One contemporary liturgist expresses himself as strongly as this; “If the people of God are to be given the parts of the liturgy which belong to them by right, then we must provide them with music which raises no barrier to their easy participation”.
Judged by this criterion it seems clear that the Liturgical Movement would consider almost all Gregorian Chant “unliturgical ” and most polyphonic music also. There would be no place for a trained choir. Such fine music as the masses by Dunstable, Taverner, Victoria, and Stravinsky would be ousted from their rightful context to become fossilized in the concert hall. What will take its place? If the criterion is to be music which raises as low a barrier as possible to participation by the greatest number of people, it will be at the best banal, and likely to drive at least the intelligent musician away from the church.
The Liturgical Movement is looking backward beyond the Middle Ages in its efforts to bring the liturgy into line with present day needs. To a certain extent musicians have been blamed for the “liturgical chaos” of today’s liturgy, built as it is on the splendour (musical and ritualistic) of the medieval church rather than the simpler ideas of the pre-medieval church. Perhaps the Edington Music Festival has shown over the past few years that many people find great spiritual value in a splendid liturgy. If this is so then there should be a place for such a form of worship. A letter about the Festival, quite unsolicited, concluded, “It is easier in non-participatory worship to be led straight to Christ; there are less distractions of hymn-books, prayer books, or tuneless neighbours. One is able to wash oneself in the art and through it travel straight to the cross. Here is the sole justification for art or beauty of any kind in a church, that it is a mediator between God and man.”

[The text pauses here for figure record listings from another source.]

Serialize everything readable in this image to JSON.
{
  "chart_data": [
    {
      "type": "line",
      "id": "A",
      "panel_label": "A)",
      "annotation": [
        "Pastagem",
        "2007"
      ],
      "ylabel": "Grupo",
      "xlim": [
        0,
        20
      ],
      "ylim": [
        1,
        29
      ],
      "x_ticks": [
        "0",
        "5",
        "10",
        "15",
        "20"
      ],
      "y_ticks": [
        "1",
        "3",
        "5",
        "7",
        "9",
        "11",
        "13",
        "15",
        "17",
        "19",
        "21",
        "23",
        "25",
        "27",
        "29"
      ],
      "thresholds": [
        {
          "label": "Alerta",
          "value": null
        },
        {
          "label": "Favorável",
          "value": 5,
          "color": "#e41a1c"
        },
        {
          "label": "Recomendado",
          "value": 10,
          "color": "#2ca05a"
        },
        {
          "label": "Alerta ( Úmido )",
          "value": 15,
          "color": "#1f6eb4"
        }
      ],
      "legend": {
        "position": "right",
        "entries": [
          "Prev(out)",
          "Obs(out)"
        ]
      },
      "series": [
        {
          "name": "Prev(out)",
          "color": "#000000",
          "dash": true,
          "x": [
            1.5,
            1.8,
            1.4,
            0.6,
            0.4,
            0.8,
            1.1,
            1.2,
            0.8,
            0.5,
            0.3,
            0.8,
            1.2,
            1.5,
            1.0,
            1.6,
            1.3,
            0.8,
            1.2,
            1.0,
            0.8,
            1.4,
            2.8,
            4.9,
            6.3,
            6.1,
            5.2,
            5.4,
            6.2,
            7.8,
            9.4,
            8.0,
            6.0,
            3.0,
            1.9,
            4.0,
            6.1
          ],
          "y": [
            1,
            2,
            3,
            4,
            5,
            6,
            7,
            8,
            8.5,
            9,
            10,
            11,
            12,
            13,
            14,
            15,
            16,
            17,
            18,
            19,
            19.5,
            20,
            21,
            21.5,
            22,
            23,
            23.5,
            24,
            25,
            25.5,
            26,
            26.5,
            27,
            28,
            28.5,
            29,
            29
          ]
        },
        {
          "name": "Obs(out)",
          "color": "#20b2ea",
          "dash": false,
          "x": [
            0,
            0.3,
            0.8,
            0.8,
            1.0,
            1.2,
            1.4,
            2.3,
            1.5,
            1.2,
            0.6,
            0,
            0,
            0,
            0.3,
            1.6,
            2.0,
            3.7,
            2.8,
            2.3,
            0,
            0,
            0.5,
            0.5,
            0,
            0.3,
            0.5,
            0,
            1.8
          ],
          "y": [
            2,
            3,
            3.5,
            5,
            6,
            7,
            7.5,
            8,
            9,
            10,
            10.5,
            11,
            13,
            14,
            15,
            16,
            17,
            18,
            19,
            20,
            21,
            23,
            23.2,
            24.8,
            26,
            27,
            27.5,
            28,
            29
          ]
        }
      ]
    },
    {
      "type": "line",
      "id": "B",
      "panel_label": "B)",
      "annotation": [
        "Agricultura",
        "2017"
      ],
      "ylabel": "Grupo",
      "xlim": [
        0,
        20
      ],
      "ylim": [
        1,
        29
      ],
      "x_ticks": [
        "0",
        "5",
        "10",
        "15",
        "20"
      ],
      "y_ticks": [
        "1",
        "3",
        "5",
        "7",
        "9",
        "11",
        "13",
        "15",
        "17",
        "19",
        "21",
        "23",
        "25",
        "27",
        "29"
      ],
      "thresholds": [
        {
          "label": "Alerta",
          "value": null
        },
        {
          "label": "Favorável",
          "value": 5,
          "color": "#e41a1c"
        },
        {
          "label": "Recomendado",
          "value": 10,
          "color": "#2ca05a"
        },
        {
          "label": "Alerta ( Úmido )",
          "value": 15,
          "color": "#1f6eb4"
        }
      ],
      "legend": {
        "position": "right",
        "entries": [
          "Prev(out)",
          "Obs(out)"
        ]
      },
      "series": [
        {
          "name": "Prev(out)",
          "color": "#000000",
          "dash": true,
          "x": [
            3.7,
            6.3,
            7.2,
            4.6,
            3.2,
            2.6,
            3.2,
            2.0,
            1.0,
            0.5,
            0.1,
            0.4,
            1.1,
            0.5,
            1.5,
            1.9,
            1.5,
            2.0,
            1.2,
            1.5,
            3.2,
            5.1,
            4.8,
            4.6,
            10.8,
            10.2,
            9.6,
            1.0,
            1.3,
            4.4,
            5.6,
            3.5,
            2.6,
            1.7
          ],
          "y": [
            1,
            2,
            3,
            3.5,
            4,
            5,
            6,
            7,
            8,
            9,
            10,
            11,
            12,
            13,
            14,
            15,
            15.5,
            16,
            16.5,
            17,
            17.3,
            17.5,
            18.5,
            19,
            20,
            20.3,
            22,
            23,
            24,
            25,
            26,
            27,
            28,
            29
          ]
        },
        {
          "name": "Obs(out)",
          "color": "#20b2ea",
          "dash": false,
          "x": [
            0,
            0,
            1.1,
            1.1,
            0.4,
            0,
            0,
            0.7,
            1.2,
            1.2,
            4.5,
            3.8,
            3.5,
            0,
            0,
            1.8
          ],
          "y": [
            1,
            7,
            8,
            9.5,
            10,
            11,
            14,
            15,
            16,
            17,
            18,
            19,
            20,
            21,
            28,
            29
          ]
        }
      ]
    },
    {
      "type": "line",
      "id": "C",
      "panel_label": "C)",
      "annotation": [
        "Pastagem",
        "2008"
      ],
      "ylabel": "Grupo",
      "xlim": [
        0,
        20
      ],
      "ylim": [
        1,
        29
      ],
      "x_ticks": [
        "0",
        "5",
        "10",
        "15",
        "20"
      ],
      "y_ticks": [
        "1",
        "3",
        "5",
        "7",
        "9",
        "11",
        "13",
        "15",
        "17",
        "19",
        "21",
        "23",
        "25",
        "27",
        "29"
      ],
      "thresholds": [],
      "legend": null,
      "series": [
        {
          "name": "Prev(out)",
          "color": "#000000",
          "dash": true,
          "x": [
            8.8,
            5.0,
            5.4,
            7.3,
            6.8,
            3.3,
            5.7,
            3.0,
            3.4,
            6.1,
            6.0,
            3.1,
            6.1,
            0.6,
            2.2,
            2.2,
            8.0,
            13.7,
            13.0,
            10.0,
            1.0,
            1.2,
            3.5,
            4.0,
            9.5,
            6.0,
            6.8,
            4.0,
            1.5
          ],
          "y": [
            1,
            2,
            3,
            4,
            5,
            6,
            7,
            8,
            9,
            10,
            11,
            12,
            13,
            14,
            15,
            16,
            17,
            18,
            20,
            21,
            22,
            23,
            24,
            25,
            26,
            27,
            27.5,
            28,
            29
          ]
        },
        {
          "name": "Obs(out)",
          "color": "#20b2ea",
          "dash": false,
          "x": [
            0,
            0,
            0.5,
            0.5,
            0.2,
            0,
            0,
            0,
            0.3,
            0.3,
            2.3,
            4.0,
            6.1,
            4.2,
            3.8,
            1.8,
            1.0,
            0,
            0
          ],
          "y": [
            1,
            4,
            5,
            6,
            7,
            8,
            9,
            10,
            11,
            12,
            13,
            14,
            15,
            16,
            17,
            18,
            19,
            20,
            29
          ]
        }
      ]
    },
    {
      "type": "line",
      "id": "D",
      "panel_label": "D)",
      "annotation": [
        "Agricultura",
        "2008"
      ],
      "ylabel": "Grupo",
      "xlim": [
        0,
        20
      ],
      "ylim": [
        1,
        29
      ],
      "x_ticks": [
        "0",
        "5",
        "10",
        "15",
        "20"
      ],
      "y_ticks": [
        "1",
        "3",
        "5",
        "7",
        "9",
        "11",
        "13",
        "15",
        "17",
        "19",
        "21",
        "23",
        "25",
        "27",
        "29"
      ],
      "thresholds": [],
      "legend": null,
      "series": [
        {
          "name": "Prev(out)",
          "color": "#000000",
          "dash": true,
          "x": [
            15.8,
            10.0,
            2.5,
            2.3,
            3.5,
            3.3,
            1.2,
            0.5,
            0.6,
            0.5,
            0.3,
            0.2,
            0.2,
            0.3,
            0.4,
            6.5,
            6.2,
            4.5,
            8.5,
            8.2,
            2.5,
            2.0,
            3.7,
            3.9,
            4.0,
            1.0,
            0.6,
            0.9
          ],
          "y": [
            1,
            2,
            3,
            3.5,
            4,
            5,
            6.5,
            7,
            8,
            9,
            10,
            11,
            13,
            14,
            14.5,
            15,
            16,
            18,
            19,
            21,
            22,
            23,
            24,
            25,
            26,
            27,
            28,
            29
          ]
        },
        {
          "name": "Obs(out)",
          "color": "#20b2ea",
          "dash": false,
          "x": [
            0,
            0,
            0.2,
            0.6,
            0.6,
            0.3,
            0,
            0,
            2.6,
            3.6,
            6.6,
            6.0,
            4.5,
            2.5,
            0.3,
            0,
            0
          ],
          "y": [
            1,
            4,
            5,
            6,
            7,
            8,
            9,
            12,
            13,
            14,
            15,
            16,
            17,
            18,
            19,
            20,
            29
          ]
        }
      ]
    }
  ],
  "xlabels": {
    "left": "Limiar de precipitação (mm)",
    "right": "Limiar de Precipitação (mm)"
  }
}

Much of what the Liturgical Movement is saying is obviously directed towards the parochial organisation, but despite its apparent condemnation of our type of liturgy I am sure that it might be used to the great benefit of a cathedral organisation or a music festival. A revised liturgy which took the congregation, the choir, the servers, and the priests into due account could be a very fine thing. Such a liturgy has been prepared for the Festival under the guiding hand of Dr Tom Akeley, now Professor of Theology at Windsor University, Ontario. Unfortunately the Bishop felt that he could not give us his authority at present to use it, but I hope that we shall be more fortunate another year when we are clear what is and what is not permitted under the Prayer Book Measures Bill.
Meanwhile let us realize in agreement with the Liturgical Movement that music is the handmaid of the liturgy. It is and always has been an integral element in Christian worship, and any liturgy which abandons music loses its most loyal and noble servant.